19世紀の物理学を覆う雲と Kelvin2008年12月29日 20時08分17秒

UK-JAPAN2008のクリスマス企画で書いているイギリスの物理学者の話の続きです.ケルビン(Lord Kelvin,1824〜1907年)の電磁気学,熱力学の業績を挙げてきました.
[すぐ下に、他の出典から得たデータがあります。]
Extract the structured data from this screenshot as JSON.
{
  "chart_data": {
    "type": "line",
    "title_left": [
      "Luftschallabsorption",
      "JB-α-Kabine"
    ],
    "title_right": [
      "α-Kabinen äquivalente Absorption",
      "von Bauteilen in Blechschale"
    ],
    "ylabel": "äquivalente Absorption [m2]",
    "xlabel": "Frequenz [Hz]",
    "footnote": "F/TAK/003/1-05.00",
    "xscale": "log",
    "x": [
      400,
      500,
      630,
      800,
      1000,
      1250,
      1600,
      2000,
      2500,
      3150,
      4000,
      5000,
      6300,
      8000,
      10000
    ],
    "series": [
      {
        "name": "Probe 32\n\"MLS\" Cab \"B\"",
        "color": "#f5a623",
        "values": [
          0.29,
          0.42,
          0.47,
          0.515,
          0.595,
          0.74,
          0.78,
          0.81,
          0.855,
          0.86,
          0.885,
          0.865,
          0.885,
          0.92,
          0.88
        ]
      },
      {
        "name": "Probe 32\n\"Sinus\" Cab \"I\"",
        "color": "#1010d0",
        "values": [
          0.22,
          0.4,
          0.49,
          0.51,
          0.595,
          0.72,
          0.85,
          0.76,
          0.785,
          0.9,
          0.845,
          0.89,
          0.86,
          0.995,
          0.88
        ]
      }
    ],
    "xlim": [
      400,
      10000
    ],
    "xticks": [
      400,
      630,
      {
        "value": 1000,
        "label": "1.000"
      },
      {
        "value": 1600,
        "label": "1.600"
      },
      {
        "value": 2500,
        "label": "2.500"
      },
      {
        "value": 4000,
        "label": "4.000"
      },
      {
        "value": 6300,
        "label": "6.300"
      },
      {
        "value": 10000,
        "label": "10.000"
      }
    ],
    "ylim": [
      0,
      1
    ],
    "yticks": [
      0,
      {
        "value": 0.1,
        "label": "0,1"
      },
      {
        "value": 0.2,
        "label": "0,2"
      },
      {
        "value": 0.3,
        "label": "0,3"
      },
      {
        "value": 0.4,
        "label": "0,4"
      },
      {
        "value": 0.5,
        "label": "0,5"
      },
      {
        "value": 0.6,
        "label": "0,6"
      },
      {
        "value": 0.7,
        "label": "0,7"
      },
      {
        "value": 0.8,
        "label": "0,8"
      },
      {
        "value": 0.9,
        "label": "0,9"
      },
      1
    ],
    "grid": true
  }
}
ケルビンの業績はそれだけに留まりませんでした.物理学者としてではなく技術者としても一流でした.19世紀の半ばには,遠距離の通信として電信が普及してきていました.1854年,ストークスは大西洋を横断させる海底電信ケーブルの敷設を提案し,これに関連するファアデーの実験についてトムソンに意見を求めました.そして,トムソンは現在でいうところの帯域幅問題を解決しました.1856年にトムソンは電信会社の取締役に選ばれ,紆余曲折を経て1866年に電信ケーブルの敷設に成功します.この功績でナイトに除せられます.
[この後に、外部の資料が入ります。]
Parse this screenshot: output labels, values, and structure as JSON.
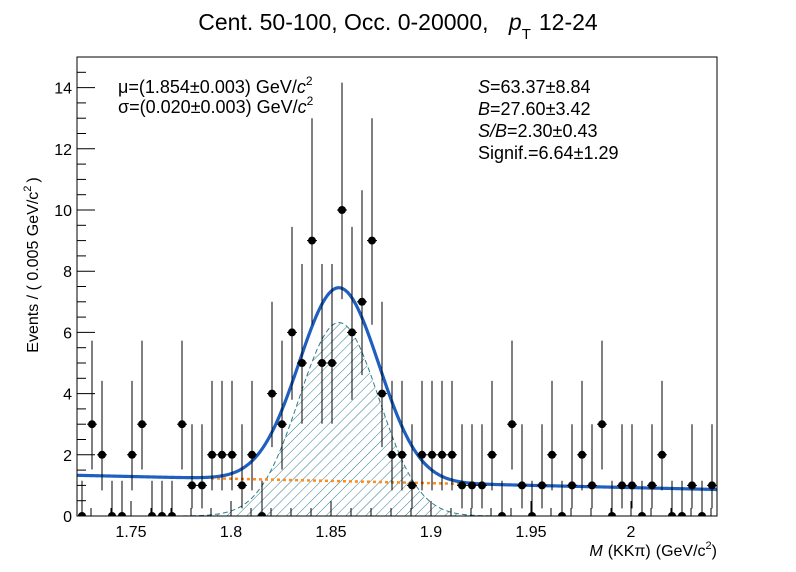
{
  "chart_data": {
    "type": "scatter",
    "title": {
      "main": "Cent. 50-100, Occ. 0-20000,",
      "pt_symbol": "p",
      "pt_sub": "T",
      "pt_range": "12-24"
    },
    "xlabel": {
      "var": "M",
      "paren": "(KK",
      "pi": "π",
      "close": ")",
      "unit": "(GeV/c",
      "sup": "2",
      "unit_close": ")"
    },
    "ylabel": {
      "text": "Events / ( 0.005 GeV/c",
      "sup": "2",
      "close": ")"
    },
    "xlim": [
      1.723,
      2.043
    ],
    "ylim": [
      0,
      15
    ],
    "x_ticks": [
      1.75,
      1.8,
      1.85,
      1.9,
      1.95,
      2.0
    ],
    "x_tick_labels": [
      "1.75",
      "1.8",
      "1.85",
      "1.9",
      "1.95",
      "2"
    ],
    "y_ticks": [
      0,
      2,
      4,
      6,
      8,
      10,
      12,
      14
    ],
    "y_tick_labels": [
      "0",
      "2",
      "4",
      "6",
      "8",
      "10",
      "12",
      "14"
    ],
    "x_minor_step": 0.01,
    "y_minor_step": 0.5,
    "grid": false,
    "bin_width": 0.005,
    "x": [
      1.7255,
      1.7305,
      1.7355,
      1.7405,
      1.7455,
      1.7505,
      1.7555,
      1.7605,
      1.7655,
      1.7705,
      1.7755,
      1.7805,
      1.7855,
      1.7905,
      1.7955,
      1.8005,
      1.8055,
      1.8105,
      1.8155,
      1.8205,
      1.8255,
      1.8305,
      1.8355,
      1.8405,
      1.8455,
      1.8505,
      1.8555,
      1.8605,
      1.8655,
      1.8705,
      1.8755,
      1.8805,
      1.8855,
      1.8905,
      1.8955,
      1.9005,
      1.9055,
      1.9105,
      1.9155,
      1.9205,
      1.9255,
      1.9305,
      1.9355,
      1.9405,
      1.9455,
      1.9505,
      1.9555,
      1.9605,
      1.9655,
      1.9705,
      1.9755,
      1.9805,
      1.9855,
      1.9905,
      1.9955,
      2.0005,
      2.0055,
      2.0105,
      2.0155,
      2.0205,
      2.0255,
      2.0305,
      2.0355,
      2.0405
    ],
    "y": [
      0,
      3,
      2,
      0,
      0,
      2,
      3,
      0,
      0,
      0,
      3,
      1,
      1,
      2,
      2,
      2,
      1,
      2,
      0,
      4,
      3,
      6,
      5,
      9,
      5,
      5,
      10,
      6,
      7,
      9,
      4,
      2,
      2,
      1,
      2,
      2,
      2,
      2,
      1,
      1,
      1,
      2,
      0,
      3,
      1,
      0,
      1,
      2,
      0,
      1,
      2,
      1,
      3,
      0,
      1,
      1,
      0,
      1,
      2,
      0,
      0,
      1,
      0,
      1
    ],
    "fit": {
      "mu": 1.854,
      "sigma": 0.02,
      "signal_peak": 6.32,
      "bkg_at_1_723": 1.33,
      "bkg_slope_per_gev": -1.45,
      "bkg_min_x": 1.79
    },
    "annotations": {
      "mu": {
        "symbol": "μ",
        "text": "=(1.854±0.003) GeV/",
        "c": "c",
        "sup": "2"
      },
      "sigma": {
        "symbol": "σ",
        "text": "=(0.020±0.003) GeV/",
        "c": "c",
        "sup": "2"
      },
      "S": {
        "label": "S",
        "text": "=63.37±8.84"
      },
      "B": {
        "label": "B",
        "text": "=27.60±3.42"
      },
      "SB": {
        "label": "S/B",
        "text": "=2.30±0.43"
      },
      "signif": {
        "text": "Signif.=6.64±1.29"
      }
    },
    "colors": {
      "total_fit": "#1f5fbf",
      "background_fit": "#ff8c1a",
      "signal_hatch": "#2e7d8c",
      "points": "#000000"
    }
  }
}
その後も1890年に王立協会会長に就任,1892年に男爵に叙せられます.この時,トムソンはケルビン卿となります。電磁気学,熱力学,流体力学,さらには地球物理学,通信の分野で幅広い活躍をしていましたが,晩年になって新しい物理学,科学技術が展開しようというところでは,未来の予測が難しかったようです.X線の発見に懐疑的だったり,気球や飛行機は成功しないと述べたりしていました.ただ,1900年に行った講演(The London, Edinburgh and Dublin Philosophical Magazine and Journal of Science, Series 6, volume 2, page 1 (1901) に収録)では,黒体輻射マイケルソン・モーレーの実験についてが説明できていないと述べています.これこそが,前者は量子力学,後者は特殊相対論の発展の重要なポイントとなっているのです.